Summer READS
Gord Stewart can resist almost every temptation — except the local bookstore (make me feel fine)
Irarely escape from a bookstore unscathed. When time and the mood permit, I’m an addicted browser. It’s a good thing. All but one of the books noted here I discovered on the shelves of my favourite local bookshop. I specialordered Hope in Hell: A decade to confront the climate emergency and received it the day it was released in New Zealand.
In the foreword to Hope in Hell, written last March just before his death, Sir Rob Fenwick said: “Jonathon Porritt’s thoughtleadership on sustainability has been like a beacon of hope in a swirling storm of uncertainty. His determination to look beyond the problems and design workable solutions has been the hallmark of a lifetime’s work.”
Porritt himself writes in the book’s introduction: “The Climate Emergency poses an infinitely graver risk to humankind than Covid-19, but has warranted very little political engagement over the years. That’s the tragedy of the horizon: today always trumps tomorrow.”
We must now act with urgency, says Porritt: “We need to shift from today’s wholly inadequate incrementalism to a full-on emergency response.” He lauds the efforts of young protesters, noting that political action and civil disobedience will continue to be crucial prods for politicians and business leaders.
There is no end of practical solutions. Chapter 4, ‘The Power of Technology’, for example, covers the role of solar, wind, electric vehicles and energy efficiency. Chapter 13, ‘Peak Meat’, should be of particular interest to readers here. With the significant contribution of agriculture — particularly livestock farming — to our greenhouse gas emissions, we have work to do.
Jonathan Safran Foer picks up on this theme in We are the Weather. It’s a good read, a philosophical ramble in parts, and should interest those keen on dietary change as one avenue to address the growing climate crisis.
For a change of pace and a thoughtful look at farming, James Rebanks’ English Pastoral: An Inheritance will do the trick. It caught my eye when browsing and right beside it was his first book The Shepherd’s Life: A Tale of the Lake District, published in 2015. Bought them both.
Ranging over 2000 square kilometres in North West England, the Lake District’s stunning scenery attracted some 16 million visitors a year pre-Covid. A bit of an onslaught, really, for its 43,000 permanent residents.
In The Shepherd’s Life, Rebanks takes the reader through four seasons as he
works the land passed down and farmed by his family for over 600 years. Particularly heartening is their system for grazing sheep on common land in the fells above the valley farms.

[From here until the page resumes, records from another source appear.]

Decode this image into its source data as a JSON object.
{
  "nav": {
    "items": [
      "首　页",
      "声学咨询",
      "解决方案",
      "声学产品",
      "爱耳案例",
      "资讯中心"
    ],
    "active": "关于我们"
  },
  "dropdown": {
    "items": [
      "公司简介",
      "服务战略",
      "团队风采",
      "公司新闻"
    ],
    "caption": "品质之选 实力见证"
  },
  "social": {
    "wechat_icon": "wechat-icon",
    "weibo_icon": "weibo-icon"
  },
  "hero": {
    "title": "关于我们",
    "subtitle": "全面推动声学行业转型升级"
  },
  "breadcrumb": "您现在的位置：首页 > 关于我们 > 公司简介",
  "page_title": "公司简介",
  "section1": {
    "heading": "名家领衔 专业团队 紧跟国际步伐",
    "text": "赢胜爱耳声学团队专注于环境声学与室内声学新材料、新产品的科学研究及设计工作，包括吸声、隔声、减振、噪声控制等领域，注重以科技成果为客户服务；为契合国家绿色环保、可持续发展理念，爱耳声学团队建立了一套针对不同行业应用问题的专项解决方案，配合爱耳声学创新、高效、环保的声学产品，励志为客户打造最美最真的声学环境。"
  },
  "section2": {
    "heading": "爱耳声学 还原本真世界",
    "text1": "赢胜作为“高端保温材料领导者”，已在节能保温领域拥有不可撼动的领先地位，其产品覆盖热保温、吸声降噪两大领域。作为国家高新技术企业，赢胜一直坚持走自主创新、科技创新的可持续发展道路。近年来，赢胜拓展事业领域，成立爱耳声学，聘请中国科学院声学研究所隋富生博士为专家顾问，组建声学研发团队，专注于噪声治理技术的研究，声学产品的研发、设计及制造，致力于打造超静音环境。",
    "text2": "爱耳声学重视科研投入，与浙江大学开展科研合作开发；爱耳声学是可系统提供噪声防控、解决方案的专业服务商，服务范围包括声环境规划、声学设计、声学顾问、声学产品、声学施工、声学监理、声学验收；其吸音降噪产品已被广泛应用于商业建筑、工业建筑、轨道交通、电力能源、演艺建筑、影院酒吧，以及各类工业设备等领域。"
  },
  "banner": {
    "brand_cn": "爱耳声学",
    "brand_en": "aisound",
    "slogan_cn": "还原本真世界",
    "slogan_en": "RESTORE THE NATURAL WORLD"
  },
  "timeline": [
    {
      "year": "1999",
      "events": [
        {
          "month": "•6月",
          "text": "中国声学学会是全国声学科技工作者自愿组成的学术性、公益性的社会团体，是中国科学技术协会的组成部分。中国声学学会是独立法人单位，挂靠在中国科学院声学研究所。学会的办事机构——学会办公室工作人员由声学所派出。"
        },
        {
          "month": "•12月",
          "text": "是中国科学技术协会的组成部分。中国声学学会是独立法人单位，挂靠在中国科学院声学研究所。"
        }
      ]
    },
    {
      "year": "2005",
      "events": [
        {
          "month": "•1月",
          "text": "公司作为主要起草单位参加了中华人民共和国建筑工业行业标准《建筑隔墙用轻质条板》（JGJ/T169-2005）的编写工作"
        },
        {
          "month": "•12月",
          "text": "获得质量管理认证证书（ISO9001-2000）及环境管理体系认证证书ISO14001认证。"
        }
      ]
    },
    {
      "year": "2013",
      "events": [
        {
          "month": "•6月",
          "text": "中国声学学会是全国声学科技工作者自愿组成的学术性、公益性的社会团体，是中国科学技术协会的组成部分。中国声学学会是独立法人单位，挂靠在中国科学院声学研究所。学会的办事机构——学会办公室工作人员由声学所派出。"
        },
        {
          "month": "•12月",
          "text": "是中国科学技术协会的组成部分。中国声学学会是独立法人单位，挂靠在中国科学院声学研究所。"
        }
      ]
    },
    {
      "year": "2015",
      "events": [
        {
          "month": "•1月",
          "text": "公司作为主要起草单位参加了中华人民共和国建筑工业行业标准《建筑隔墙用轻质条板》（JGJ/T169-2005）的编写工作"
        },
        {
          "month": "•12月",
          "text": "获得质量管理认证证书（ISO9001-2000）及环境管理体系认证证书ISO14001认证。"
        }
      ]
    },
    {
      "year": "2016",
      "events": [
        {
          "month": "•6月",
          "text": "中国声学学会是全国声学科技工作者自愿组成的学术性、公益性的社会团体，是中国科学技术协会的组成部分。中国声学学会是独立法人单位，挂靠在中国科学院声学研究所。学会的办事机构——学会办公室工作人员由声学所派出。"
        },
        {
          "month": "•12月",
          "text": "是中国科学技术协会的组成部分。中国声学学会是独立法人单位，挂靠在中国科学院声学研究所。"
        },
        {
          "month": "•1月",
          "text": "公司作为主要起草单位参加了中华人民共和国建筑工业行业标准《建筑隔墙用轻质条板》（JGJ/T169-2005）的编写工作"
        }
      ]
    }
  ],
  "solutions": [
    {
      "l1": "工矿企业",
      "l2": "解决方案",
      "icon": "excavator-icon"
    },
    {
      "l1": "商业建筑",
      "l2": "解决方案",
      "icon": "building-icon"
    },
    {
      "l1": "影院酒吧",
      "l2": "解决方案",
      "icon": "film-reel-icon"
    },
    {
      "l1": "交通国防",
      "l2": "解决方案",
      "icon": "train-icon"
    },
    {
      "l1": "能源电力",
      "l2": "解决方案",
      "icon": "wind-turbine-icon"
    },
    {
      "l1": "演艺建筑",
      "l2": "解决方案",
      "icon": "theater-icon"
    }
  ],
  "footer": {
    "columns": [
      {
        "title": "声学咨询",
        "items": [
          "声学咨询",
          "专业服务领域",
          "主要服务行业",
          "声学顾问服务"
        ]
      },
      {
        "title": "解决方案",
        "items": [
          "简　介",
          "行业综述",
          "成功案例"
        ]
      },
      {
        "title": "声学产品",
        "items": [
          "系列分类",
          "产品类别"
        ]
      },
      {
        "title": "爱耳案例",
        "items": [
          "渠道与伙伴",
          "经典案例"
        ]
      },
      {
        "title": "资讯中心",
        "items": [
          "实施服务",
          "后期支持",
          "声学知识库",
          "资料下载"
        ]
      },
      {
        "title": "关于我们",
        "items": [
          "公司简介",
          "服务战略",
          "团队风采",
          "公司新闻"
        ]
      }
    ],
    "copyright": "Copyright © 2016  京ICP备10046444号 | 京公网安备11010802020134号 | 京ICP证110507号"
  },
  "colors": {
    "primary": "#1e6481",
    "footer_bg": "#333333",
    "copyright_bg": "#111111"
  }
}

Each farmer holds ancient legal rights to graze a certain number of sheep. These rights can be bought, sold and rented to others. With stock numbers controlled, overgrazing is avoided and the land protected. Some of the common grazing land is held by the National Trust.
Rebanks’ sheep graze on land bequeathed to the trust by one Beatrix Potter.
In English Pastoral, Rebanks ruminates further in three long sections: Nostalgia, Progress and Utopia. In ‘Progress’ he writes about “a new breed of bigger, faster and more intensive farmers”, laments the increasing use of synthetic fertilisers, and worries about the supermarkets’ relentless efforts to drive down prices.
In ‘Utopia’, he reports on efforts to return farm water courses to their natural state and the planting of trees to improve health of the waterways and slow down floodwaters. He revels in the return of voles and owls to the property and in becoming “a guardian of half-wild places”.
Good news, for sure, and there is more of it in Solved!, aptly subtitled How other countries have cracked the world’s biggest problems and we can too.
On Denmark’s Samso Island, the author visits a world-leading green energy community. All the electricity for its 3700 residents comes from community-owned wind turbines. Biomass boilers burn local straw, meeting 70 per cent of the island’s heating needs. The island is better than carbon neutral, selling its excess to others.
Phoenix, Arizona provides urban revival stories and practical strategies for creating smart cities. Other countries contribute insights on the likes of education, successful manufacturing, gender equality, immigration strategies, reducing inequality and raising living standards.
Note to elected officials and business and community leaders: When choosing your holiday reading, please consider Hope in Hell for inspiration and motivation and Solved! for great ideas. Relax with James Rebanks.
To anyone interested in these sorts of books as much as I am: Enjoy.